Just like every other cooler on the market, CPU water blocks perform differently under different loads, which is why we are doing a number of diverse tests.

The second test we have lined up for these two high-end CPU water blocks is 3DMark11, Futuremarks latest addition to the popular graphics benchmark tool. In our testing with 3DMark11, we chose to run the benchmark from the basic tab. The “Full 3DMark 11 Experience” run along with the “Extreme(X)” preset settings load out. Just like our IBT testing, the benchmark was run three times to ensure accurate testing results.

For our third test we decided to use an older, but still effective, CPU benchmarking program that stresses the processor by calculating square roots with Newton’s Method. wPrime Benchmark v2.04 is a multi-threaded application that allows you to choose how many threads you want to test. Since we’re going for higher temperatures with these tests we set the thread count to 8 and did three 1024M runs and recorded the average just like the previous two tests.

So, how well does this new Koolance CPU-370 water block perform? Let’s move on to the test results page to find out!

Test results

The ambient temperature of the room we do our testing was kept at a consistent 23.3° Celsius for the duration of our testing.

Idle Temperatures

The idle temperatures were recorded after letting Windows sit for 15 minutes with only the basic services running. These results are an average of 4 core temperatures.

Our idle temperature test results show the Koolance CPU-370 having a slight advantage over the EK-Supreme HF. The Koolance block came out ahead by less than 2% in this test. Now let’s move on to some serious stress testing and see how well the Koolance block performs under load!

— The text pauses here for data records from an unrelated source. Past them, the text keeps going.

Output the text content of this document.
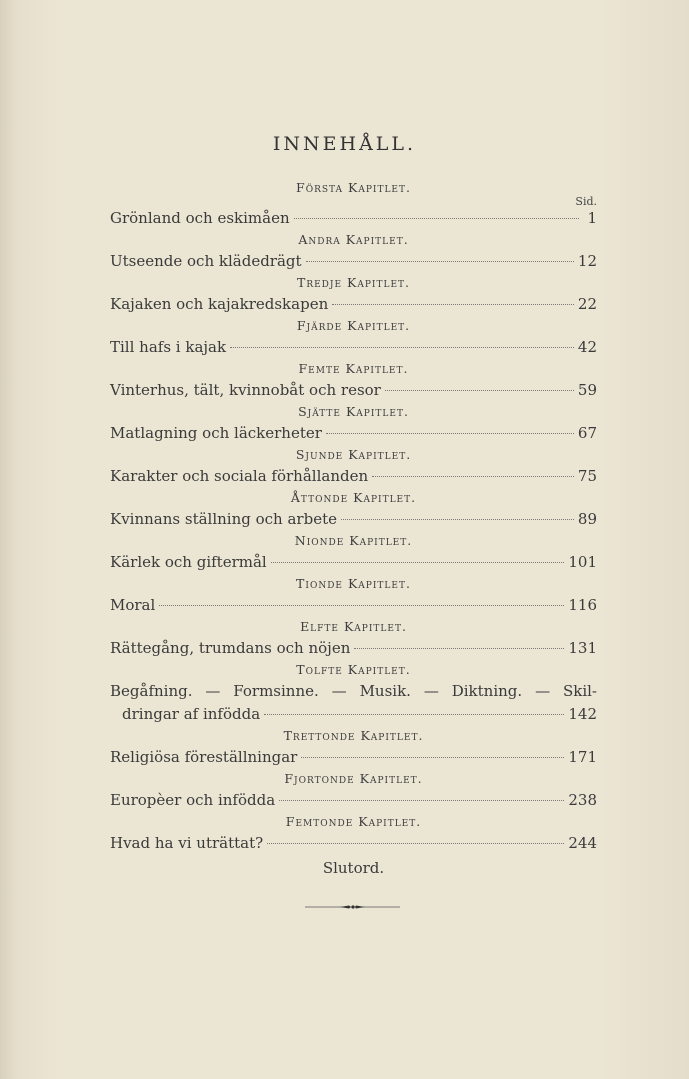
INNEHÅLL.
Första Kapitlet.
Sid.
Grönland och eskimåen	1
Andra Kapitlet.
Utseende och klädedrägt	12
Tredje Kapitlet.
Kajaken och kajakredskapen	22
Fjärde Kapitlet.
Till hafs i kajak	42
Femte Kapitlet.
Vinterhus, tält, kvinnobåt och resor	59
Sjätte Kapitlet.
Matlagning och läckerheter	67
Sjunde Kapitlet.
Karakter och sociala förhållanden	75
Åttonde Kapitlet.
Kvinnans ställning och arbete	89
Nionde Kapitlet.
Kärlek och giftermål	101
Tionde Kapitlet.
Moral	116
Elfte Kapitlet.
Rättegång, trumdans och nöjen	131
Tolfte Kapitlet.
Begåfning. — Formsinne. — Musik. — Diktning. — Skil-
dringar af infödda	142
Trettonde Kapitlet.
Religiösa föreställningar	171
Fjortonde Kapitlet.
Europèer och infödda	238
Femtonde Kapitlet.
Hvad ha vi uträttat?	244
Slutord.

The results of the next three tests are based off the core with the highest temperature.


In our stress testing with IntelBurnTest we found out the Koolance CPU-370 was able to cool our i7 920 more efficiently than the EK block. The 370 came out slightly in front with a 4.2% lead in this test.


3DMark is a benchmarking application that focuses mainly on video cards, however it can also be used for CPU benching purposes. Like the previous two tests, the Koolance block was the better performer with a 1.3% advantage over the EK offering.


wPrime might not put the heaviest load on processors, but we wanted get an idea of how well each block was able to remove heat at different temperature levels. This time around, the Koolance CPU-370 fell behind by 0.6°, or 1.2%.

Keep reading to see our final thoughts on the Koolance CPU-370 water block!


The Koolance CPU-370 water block is the latest offering from Koolance. This block was released as an upgrade to their, top performing, CPU-360 block which was released in 2010. As far as looks go, Koolance seems to have kept the same design as the old block, which in my opinion looks fantastic.

Koolance did a great job including everything need to get the block setup and all the parts were high quality. The block itself is somewhat heavy for it’s size and it’s design was very thought out. The mounting system is one of the few downsides to this block. We could see it causing problems for first time loop builders.

Performance wise, the CPU-370 water block did very well. In fact, it performed slightly better, overall, than the EK-Supreme HF we had to test it against. However, the two blocks were within 2° C in most of the tests, but in the world of extreme overclocking, 2° can be the difference between a world record and a paper weight.

Performance 10
Value 7
Quality 9
Features 9
Innovation 9
We are using a new addition to our scoring system to provide additional feedback beyond a flat score. Please note that the final score isn’t an aggregate average of the new rating system.
Total 9
Pros Cons

Cooling ability

Build quality

Can fit compression fittings

Looks great

Fits most platforms

Mounting system

$85 price tag

No fittings included

Summary: The Koolance CPU-370 water block delivers outstanding performance and looks good in the act and for that we give it a rating of 9/10 and gets the Bjorn3D Golden Bear Award!